When I headed south from Seattle, we pulled out of the station exactly on time, right to the minute — and we arrived in Oxnard 33½ hours later, exactly on time, right to the minute. There were occasional delays along the way, mainly as we approached busy stations and had to wait for other trains to clear the track. Each time, the engineer of the Coast Starlight made up the time between stops.

Our route from Seattle took us past Boeing Field to Tacoma, then around Commencement Bay and Point Defiance to a splendid view of the Tacoma Narrows Bridge. We trundled through the Washington state capital of Olympia, and after a stop at a historic depot in Centralia, followed the Cowlitz River through Kelso and Vancouver, Washington, crossing the Columbia River into Portland.

We had 35 minutes to get off the train and stretch our legs at Portland’s Union Station. Originally built as a Northern Pacific depot in 1896, it has a signature 150-foot clock tower with neon signs that were added in 1948: They say “Union Station” on two sides and “Go by Train” on the other two faces.

After stops in Salem and Albany, we arrived in Eugene shortly after 5 p.m. By the time of our arrival in Chemult three hours later, I had finished a dinner of steak, salad and baked potato with a glass of Argentine Malbec; wondered at the drifts of snow that lay beside the track across Willamette Pass; and was readying my bunk for sleep.
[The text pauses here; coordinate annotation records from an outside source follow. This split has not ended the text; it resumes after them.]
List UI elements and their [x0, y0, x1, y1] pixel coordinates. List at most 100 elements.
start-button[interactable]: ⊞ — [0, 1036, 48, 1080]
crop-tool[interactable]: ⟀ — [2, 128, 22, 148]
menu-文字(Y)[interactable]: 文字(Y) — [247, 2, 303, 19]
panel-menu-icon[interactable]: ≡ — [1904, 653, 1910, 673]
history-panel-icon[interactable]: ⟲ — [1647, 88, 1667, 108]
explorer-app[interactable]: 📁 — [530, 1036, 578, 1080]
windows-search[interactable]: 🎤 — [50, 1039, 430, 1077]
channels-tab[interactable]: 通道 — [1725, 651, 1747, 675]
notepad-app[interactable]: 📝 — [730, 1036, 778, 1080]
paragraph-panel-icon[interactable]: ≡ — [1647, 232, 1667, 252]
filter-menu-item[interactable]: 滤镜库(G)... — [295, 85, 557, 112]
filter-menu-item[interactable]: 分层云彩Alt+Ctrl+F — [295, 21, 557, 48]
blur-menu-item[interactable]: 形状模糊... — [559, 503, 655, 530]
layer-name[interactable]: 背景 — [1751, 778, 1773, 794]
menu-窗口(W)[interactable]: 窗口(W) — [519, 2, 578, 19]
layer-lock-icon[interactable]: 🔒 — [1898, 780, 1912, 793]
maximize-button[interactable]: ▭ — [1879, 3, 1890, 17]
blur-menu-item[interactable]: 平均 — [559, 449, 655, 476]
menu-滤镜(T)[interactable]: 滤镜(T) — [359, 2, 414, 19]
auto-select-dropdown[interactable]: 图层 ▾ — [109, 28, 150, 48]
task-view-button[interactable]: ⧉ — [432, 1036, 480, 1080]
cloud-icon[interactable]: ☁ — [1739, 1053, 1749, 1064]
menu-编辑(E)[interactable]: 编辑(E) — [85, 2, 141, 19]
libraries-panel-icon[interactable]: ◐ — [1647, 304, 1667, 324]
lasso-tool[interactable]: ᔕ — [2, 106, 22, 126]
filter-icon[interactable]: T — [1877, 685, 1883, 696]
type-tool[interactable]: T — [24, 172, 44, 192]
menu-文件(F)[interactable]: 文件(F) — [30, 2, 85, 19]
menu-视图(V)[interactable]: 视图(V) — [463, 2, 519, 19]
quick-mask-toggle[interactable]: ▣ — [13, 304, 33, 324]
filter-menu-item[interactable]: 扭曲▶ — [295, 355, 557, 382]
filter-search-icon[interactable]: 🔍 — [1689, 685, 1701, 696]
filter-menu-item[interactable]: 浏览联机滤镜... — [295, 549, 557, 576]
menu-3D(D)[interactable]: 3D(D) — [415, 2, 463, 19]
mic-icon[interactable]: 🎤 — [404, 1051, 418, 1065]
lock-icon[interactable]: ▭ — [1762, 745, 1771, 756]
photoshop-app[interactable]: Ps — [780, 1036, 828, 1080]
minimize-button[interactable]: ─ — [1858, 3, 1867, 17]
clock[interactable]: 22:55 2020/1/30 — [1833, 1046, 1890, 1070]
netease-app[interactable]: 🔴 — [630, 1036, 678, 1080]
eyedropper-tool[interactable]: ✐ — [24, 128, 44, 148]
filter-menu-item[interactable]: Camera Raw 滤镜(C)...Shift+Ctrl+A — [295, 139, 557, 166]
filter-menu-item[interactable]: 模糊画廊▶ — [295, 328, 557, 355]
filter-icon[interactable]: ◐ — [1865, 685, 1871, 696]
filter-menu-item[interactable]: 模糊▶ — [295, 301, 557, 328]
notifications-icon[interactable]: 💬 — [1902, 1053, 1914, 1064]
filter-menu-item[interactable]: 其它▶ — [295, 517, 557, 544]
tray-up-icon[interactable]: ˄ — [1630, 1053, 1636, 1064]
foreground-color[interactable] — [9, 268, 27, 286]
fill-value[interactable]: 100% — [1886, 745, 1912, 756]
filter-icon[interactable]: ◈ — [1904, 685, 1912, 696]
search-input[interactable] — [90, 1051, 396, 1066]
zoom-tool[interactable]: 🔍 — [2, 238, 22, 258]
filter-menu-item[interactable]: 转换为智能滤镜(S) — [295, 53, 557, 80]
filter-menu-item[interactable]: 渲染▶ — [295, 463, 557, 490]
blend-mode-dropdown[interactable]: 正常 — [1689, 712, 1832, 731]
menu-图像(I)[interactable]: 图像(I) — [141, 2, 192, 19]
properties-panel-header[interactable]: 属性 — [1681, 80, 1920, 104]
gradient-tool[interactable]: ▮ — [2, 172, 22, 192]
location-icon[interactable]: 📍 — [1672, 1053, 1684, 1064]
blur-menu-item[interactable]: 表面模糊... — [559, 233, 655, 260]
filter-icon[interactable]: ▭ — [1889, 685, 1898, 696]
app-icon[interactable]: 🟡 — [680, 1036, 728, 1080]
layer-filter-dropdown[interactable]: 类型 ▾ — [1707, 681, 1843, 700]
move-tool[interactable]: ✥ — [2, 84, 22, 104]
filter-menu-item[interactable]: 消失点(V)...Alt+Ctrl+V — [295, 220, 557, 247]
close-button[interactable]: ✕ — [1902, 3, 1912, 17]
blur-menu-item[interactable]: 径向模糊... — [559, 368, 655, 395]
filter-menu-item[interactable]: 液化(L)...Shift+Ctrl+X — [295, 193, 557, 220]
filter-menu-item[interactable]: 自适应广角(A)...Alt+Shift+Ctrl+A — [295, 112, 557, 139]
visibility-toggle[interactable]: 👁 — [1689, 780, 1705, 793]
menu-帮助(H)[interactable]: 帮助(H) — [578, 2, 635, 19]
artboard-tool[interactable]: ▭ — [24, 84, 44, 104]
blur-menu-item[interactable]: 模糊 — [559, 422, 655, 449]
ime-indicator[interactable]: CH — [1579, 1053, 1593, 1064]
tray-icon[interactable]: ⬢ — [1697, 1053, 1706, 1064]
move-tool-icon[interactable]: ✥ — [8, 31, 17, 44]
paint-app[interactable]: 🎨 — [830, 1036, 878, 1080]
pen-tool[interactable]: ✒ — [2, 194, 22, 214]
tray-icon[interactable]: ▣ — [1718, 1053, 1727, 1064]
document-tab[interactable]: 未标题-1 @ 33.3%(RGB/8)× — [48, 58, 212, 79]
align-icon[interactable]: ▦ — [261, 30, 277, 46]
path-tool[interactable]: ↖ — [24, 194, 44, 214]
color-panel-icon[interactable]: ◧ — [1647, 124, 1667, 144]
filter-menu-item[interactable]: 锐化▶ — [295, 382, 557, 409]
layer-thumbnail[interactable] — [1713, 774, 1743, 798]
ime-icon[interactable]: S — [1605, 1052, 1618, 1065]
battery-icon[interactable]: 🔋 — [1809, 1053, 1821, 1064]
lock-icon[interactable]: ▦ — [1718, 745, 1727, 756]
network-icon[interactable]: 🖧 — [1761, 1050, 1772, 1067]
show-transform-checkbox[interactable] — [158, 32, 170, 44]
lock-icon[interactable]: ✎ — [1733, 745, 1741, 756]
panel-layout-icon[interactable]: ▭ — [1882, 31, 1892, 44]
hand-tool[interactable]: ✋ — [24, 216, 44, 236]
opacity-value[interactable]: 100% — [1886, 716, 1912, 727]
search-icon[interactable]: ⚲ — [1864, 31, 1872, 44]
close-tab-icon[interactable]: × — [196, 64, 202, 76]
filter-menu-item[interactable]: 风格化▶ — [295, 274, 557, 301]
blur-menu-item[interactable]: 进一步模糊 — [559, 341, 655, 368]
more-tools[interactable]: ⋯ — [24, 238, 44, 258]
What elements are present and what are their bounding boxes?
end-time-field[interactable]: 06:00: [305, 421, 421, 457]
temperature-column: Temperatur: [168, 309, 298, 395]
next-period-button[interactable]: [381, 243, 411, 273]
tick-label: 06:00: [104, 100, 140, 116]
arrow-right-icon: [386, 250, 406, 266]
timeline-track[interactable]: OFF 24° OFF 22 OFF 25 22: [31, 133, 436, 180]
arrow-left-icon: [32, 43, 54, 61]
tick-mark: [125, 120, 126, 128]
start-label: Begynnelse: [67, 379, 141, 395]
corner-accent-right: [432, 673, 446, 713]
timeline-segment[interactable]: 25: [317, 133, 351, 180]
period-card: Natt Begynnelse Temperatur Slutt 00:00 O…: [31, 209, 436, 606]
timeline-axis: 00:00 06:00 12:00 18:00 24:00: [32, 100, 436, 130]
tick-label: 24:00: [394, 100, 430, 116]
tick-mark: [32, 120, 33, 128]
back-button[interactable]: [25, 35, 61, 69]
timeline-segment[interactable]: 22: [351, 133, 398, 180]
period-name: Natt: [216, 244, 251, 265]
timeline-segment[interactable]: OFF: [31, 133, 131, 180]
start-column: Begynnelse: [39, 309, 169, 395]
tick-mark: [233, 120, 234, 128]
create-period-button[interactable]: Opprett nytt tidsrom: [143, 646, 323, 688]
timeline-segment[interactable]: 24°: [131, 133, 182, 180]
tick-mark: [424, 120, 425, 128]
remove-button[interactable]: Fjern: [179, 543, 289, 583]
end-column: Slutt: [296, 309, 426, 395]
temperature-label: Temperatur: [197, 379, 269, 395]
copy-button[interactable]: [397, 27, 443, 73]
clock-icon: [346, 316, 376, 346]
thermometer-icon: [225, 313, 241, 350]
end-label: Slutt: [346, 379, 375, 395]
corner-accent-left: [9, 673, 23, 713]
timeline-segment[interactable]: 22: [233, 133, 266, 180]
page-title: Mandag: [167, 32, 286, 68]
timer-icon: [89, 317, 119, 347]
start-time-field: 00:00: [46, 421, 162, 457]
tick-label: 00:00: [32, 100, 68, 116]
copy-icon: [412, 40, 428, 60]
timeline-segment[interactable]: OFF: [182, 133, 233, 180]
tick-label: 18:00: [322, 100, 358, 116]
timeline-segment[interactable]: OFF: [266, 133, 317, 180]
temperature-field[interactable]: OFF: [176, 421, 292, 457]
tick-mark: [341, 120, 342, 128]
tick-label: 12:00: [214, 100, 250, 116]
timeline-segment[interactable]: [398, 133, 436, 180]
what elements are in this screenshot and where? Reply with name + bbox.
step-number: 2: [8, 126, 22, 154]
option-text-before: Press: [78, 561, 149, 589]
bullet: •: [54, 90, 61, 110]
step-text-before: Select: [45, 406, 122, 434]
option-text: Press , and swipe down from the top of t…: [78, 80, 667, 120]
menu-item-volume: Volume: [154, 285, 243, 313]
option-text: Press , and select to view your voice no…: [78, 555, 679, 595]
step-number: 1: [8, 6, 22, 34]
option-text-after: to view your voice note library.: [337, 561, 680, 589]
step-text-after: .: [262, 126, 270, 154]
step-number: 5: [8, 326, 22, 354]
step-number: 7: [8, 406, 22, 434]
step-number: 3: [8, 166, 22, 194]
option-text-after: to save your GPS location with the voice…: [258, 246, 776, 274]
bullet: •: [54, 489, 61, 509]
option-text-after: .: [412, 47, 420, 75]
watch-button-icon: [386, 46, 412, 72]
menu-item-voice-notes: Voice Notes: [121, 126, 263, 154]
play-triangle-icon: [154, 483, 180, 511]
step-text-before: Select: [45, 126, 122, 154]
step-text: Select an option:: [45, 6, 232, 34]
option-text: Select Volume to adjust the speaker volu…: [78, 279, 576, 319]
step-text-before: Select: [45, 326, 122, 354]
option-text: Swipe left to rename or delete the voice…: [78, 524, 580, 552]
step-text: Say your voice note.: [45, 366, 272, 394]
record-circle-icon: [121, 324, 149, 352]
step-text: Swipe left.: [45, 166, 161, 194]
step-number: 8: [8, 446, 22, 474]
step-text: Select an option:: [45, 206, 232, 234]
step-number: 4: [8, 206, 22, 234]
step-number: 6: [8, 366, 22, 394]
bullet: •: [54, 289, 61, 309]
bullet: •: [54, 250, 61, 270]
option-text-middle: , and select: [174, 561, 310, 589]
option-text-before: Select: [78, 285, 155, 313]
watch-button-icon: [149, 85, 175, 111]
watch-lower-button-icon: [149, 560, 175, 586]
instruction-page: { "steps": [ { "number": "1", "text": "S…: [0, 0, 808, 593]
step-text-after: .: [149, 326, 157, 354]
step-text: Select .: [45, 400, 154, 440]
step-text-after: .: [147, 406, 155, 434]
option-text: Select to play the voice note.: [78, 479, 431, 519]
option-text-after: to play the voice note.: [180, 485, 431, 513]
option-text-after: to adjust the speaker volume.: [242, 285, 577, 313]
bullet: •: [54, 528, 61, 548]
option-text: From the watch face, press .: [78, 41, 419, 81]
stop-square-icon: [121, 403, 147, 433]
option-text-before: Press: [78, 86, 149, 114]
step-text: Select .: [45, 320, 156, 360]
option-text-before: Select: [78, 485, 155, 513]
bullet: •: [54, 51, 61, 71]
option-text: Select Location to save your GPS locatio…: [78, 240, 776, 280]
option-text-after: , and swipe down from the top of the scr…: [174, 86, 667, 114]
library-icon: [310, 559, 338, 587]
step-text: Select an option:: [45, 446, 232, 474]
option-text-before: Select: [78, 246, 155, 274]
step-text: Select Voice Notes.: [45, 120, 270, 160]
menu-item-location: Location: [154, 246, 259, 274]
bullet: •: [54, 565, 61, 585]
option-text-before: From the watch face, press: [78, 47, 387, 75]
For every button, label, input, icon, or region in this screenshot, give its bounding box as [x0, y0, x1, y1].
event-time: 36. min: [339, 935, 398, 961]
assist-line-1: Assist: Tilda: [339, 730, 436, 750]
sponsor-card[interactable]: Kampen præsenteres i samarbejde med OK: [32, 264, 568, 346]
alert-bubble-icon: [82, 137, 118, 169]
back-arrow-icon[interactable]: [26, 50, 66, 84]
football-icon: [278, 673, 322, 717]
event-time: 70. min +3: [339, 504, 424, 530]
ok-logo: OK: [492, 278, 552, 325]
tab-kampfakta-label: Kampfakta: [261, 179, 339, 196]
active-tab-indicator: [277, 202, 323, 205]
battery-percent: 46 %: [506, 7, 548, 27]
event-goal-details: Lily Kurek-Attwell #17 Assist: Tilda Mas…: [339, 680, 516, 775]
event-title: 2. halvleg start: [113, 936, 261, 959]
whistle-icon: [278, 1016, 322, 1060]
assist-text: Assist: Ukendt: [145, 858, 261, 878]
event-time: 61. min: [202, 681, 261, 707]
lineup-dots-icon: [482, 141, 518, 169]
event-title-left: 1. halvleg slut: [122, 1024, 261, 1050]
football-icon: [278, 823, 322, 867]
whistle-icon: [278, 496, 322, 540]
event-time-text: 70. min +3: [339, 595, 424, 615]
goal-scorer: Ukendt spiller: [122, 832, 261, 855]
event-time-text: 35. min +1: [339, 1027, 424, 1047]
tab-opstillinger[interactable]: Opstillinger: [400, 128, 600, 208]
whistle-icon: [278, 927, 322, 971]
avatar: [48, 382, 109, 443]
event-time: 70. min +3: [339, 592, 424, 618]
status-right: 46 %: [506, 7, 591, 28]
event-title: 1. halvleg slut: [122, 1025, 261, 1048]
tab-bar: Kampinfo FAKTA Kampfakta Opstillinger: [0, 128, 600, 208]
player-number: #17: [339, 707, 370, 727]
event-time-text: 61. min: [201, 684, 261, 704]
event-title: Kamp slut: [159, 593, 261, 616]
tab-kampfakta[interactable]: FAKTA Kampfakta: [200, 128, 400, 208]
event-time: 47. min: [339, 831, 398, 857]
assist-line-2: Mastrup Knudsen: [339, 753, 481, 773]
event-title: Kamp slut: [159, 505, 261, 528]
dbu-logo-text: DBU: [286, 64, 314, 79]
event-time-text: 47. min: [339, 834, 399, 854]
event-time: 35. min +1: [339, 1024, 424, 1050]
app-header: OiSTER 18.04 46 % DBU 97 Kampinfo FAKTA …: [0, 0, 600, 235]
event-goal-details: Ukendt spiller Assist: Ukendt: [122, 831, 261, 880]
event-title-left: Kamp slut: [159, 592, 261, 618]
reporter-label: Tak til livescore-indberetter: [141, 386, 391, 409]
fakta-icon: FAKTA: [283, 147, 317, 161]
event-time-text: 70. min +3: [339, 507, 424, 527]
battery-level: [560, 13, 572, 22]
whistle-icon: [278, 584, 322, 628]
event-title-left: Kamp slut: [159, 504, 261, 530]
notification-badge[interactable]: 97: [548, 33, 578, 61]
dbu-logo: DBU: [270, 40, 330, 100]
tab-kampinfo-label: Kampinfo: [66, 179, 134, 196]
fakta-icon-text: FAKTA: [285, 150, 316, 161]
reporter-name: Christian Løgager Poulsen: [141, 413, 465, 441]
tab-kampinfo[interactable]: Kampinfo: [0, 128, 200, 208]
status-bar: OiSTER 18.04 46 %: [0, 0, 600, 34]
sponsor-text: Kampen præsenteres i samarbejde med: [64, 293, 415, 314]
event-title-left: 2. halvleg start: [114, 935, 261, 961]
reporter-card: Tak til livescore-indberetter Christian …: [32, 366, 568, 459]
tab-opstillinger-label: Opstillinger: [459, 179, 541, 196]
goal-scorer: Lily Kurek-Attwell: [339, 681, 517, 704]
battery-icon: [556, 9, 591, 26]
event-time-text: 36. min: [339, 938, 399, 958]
I was already drifting off to dreamland when we stopped in Klamath Falls at 10 and the train’s designated “quiet time” began. I slumbered through early-morning California stops in Dunsmuir, Redding, Chico, Sacramento and Davis.

I must have awakened somewhere near the delta town of Martinez, on Carquinez Strait, as the Starlight cruised through Emeryville to Oakland’s Jack London Square. These latter two locations are the connection points, by bus or light rail, to San Francisco, whose distinctive skyline may easily be seen just across the bay.

East Bay was picturesque not for its skyline or bay views, but for graffiti art that lined the walls of buildings and railyards for many miles as we moved past San Leandro and Fremont to San Jose. Along with that graffiti, however, came homelessness: Here were the primitive camps of societal hangers-on, whose difficult lives were as visible from the windows of the train as if they were broadcast on national television.

Comin’ ‘round the mountain

Our next stop after San Jose, perhaps appropriately, was Salinas, where early-20th-century author John Steinbeck was born and raised. In books such as “Of Mice and Men,” “The Grapes of Wrath,” “Cannery Row” and “East of Eden,” he wrote about the plight of the working man in central California.

We had glimpses of that in the fields of garlic, artichokes and cabbages as we crossed through the Salinas Valley to Paso Robles, once a heavy cattle-farming region, now better known for its distinctive wine grapes. Then we descended the steep Cuesta Grade, passing through a series of tunnels and around two horseshoe curves as we lost 1,000 feet of elevation in just 11 miles.

San Luis Obispo, at the bottom of the Grade, dates from the founding of Mission San Luis Obispo del Tolosa in 1772. Now a relaxed city of about 50,000 that tries to live up to its “SLO” moniker, its population is a mix of university students and retirees, all of whom enjoy the Spanish-influenced vibe of its cozy downtown. The restored station here is just a few blocks from the downtown core.

We somehow stretched the 153-mile run from SLO to Oxnard to 3 hours, 45 minutes, with only one midway stop in Santa Barbara. That was just fine, as the scenery along the coastline of this American Riviera, through Pismo Beach and around the Vandenberg Air Force Base, bordered on spectacular. From surfers at Gaviota Beach to offshore oil rigs looming like awkward monsters in the ocean mists, from wildflower embroidered shores to the dramatic silhouettes of the Channel Islands, there were no dull moments.

And then we were in Oxnard. And I disembarked. And already, I’m ready to board the train again for another long trip.